You may remember those nasty Varroa mites that live on the bees and in the brood, weakening them and making them susceptible to disease and colony decline. I treated the bees with strips impregnated with medication in the Autumn but that doesn’t kill the mites living in the capped brood cells. When the brood emerge, so too do the new Varroa mites, and the cycle starts again. So, today with the hive having either no or very little brood it was time to treat the bees with Oxalic acid.
This is a highly effective treatment against Varroa with a 90% efficiency. However, it will not penetrate the brood capping, hence doing it at the most broodless time. Vaporised Oxalic acid is not toxic to bees but is highly toxic to Varroa mites and to beekeepers!
Having seen a demonstration of how to vaporise Oxalic acid at one the East Lothian Beekeepers Association meetings, my friend Fraser and I borrowed their equipment and arranged to meet up today to treat my hive, and then to treat his hives.
Firstly, Fraser and I read the instructions carefully! I blocked the entrance so no bees could escape. I then inserted a solid board below the open mesh to create a floor. I removed the fondant from the top and plugged the hole with some foam. We put on our protective equipment and I inserted the crucible on the new floor, plugged the gap with moist foam, linked the crucible to the battery and vaporised the acid. This was done for 2.5 minutes, disconnected from the battery and the crucible left in the hive for a further 2 minutes and then finally, the crucible was removed and dipped in a bucket of cold water to cool, with the hive remaining closed for a further 10 minutes to allow the vapour to act on the Varroa mites. When time was up, I removed the foam and the solid board floor, reinserted the Varroa count sheet and reopened the entrance.

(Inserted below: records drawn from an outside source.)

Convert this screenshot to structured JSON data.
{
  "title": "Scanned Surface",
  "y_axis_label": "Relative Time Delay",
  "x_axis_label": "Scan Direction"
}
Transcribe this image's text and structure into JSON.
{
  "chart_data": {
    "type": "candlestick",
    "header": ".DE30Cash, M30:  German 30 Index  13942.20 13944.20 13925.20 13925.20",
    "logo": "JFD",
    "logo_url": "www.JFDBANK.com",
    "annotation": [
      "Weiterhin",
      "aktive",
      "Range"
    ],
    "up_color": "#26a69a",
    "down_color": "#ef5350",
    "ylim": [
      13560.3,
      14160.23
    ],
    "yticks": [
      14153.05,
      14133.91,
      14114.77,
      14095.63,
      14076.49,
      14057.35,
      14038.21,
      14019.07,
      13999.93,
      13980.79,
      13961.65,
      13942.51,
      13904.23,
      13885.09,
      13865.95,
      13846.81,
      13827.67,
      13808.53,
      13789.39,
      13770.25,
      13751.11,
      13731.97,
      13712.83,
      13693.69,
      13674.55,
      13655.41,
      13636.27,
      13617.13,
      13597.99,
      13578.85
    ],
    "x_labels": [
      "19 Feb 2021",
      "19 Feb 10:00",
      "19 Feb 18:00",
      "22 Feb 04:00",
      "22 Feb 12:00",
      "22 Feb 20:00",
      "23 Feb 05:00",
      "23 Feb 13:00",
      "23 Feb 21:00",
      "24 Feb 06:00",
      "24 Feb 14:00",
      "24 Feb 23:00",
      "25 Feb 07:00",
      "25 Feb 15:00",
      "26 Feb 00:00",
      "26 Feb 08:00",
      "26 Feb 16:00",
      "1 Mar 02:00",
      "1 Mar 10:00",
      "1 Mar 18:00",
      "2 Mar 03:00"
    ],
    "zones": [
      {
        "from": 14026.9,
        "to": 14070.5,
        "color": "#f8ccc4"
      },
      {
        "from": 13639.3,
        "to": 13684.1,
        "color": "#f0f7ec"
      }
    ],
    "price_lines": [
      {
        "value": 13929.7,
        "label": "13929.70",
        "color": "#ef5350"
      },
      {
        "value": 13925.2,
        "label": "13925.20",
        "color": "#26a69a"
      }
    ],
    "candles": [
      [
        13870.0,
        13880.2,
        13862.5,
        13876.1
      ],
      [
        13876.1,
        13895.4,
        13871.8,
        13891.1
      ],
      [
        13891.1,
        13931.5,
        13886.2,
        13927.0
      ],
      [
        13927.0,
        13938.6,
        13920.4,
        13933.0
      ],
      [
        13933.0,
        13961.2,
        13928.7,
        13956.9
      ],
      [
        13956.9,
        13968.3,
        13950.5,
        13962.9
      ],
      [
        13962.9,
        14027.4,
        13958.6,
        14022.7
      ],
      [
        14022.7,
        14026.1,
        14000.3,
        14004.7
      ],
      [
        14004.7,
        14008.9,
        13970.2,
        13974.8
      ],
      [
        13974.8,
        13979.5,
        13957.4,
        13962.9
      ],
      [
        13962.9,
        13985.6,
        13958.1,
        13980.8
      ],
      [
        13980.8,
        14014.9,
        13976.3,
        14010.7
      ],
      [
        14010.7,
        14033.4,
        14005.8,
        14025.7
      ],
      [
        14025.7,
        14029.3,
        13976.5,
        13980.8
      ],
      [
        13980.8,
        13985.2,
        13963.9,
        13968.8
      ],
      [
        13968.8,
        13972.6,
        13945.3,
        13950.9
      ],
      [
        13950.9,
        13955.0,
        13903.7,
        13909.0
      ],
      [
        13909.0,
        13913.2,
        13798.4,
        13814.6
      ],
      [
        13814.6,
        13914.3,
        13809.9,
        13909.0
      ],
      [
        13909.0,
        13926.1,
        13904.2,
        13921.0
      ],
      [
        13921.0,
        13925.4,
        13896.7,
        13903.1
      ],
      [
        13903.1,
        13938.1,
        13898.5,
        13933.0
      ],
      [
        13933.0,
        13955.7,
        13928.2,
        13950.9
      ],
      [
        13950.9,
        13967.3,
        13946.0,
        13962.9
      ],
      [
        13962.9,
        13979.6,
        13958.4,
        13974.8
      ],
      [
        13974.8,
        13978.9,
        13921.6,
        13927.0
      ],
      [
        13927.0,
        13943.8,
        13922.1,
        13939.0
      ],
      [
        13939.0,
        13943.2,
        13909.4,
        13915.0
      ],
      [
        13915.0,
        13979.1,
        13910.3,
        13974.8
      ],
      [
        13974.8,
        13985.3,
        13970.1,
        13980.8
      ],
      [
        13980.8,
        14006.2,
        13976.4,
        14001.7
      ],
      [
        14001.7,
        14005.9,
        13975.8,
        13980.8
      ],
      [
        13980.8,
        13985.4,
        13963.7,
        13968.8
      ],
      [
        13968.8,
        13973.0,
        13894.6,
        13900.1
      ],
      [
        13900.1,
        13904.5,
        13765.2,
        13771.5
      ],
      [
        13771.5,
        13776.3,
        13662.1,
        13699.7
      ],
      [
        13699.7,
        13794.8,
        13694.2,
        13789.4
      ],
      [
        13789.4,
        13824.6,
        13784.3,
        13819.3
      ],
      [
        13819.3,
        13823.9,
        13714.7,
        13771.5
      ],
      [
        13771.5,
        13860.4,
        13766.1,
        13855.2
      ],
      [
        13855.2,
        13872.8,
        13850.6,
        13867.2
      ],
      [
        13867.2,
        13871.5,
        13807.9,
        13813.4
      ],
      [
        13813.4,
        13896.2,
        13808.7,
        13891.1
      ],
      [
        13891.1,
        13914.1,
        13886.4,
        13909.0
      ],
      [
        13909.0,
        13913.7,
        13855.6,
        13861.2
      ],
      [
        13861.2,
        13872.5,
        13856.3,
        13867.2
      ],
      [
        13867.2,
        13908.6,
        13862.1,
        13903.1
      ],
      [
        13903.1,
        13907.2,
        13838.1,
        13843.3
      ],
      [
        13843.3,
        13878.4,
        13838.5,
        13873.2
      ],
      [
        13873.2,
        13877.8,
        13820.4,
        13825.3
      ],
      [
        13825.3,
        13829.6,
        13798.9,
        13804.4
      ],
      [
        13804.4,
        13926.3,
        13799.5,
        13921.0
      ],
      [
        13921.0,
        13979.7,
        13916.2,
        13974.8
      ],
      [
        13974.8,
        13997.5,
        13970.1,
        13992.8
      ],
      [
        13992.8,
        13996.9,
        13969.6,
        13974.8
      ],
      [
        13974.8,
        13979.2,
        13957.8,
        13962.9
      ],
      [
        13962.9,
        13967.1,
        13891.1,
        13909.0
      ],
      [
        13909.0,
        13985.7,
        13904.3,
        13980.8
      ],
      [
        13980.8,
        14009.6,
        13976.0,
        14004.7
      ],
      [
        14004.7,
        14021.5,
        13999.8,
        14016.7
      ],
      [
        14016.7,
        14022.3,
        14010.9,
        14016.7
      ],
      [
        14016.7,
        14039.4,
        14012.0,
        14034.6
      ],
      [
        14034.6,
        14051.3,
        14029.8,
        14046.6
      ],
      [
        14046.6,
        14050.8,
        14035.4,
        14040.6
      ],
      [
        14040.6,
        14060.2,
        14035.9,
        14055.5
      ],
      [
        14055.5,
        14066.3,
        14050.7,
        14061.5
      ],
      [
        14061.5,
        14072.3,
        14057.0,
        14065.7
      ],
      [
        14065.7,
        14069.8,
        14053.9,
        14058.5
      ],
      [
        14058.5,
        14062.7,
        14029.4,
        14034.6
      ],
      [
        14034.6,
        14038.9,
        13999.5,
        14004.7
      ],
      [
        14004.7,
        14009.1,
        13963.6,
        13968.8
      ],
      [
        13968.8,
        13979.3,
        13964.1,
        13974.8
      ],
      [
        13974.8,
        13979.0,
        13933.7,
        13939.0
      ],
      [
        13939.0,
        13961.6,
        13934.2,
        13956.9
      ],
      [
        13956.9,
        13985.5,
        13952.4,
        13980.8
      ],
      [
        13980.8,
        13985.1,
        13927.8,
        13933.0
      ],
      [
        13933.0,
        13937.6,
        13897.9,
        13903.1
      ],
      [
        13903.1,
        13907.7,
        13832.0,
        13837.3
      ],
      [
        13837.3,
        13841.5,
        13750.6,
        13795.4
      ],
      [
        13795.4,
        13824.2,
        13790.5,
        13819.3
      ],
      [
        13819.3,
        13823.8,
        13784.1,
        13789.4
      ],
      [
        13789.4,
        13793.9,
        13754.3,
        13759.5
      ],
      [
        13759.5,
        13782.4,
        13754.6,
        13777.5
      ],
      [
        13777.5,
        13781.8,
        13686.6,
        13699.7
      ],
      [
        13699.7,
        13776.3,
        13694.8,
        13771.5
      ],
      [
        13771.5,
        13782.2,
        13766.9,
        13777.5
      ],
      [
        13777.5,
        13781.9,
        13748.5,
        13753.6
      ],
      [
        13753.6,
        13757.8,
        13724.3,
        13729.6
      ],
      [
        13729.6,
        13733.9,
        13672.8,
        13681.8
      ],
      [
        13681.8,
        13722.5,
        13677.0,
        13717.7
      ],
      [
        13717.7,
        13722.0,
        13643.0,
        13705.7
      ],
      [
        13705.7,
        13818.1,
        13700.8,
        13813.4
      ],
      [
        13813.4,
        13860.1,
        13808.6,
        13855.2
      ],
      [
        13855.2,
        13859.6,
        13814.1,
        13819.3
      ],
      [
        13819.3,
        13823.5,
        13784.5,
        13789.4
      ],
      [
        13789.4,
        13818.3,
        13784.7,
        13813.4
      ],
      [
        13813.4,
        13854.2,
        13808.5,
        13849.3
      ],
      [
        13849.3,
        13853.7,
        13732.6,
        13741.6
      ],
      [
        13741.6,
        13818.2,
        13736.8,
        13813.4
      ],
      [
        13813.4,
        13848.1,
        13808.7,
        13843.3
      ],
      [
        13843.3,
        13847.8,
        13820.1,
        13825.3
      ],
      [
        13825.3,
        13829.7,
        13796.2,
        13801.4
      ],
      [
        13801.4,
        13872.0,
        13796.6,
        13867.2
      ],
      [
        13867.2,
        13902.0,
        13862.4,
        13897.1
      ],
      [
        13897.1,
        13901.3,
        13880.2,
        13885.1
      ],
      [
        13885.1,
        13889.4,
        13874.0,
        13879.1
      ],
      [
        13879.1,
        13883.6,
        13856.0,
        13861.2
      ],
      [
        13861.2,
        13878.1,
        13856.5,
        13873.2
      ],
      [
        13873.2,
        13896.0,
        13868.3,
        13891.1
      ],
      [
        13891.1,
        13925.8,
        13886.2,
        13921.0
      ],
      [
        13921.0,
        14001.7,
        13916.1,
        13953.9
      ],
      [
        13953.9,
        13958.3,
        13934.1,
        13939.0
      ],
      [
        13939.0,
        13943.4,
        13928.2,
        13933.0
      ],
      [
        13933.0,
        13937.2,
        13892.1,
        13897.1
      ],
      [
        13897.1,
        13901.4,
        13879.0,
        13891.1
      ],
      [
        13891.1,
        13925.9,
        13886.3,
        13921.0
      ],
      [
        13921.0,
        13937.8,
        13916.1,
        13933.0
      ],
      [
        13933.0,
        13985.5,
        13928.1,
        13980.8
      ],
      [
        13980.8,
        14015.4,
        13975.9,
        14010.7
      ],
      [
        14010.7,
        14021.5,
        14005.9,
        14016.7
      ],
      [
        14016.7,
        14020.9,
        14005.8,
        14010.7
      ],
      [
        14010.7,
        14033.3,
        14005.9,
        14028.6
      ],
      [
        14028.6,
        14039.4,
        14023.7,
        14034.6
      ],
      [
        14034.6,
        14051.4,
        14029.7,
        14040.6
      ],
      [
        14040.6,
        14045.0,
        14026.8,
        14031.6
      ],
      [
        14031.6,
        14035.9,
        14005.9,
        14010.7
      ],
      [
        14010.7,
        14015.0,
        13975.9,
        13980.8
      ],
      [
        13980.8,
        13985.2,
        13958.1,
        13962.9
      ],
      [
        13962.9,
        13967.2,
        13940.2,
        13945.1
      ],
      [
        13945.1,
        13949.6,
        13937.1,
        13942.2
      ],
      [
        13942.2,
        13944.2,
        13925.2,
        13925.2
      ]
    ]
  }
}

I will return in a week and count the Varroa drop on the count sheet. I’m hoping any Varroa not killed in Autumn will now be dead and the bees can look forward to a healthy start to the spring.
We then headed off to Fraser’s apiary and repeated the procedure. I’m glad to say no bees or beekeepers were harmed in the vaporising!
A big thank you goes to Stuart for pulling the trolley with the equipment and a very heavy battery, to Fraser for suggesting we treat the bees this weekend and for his help with the process and to the East Lothian Beekeepers Association for their advice and loan of the equipment.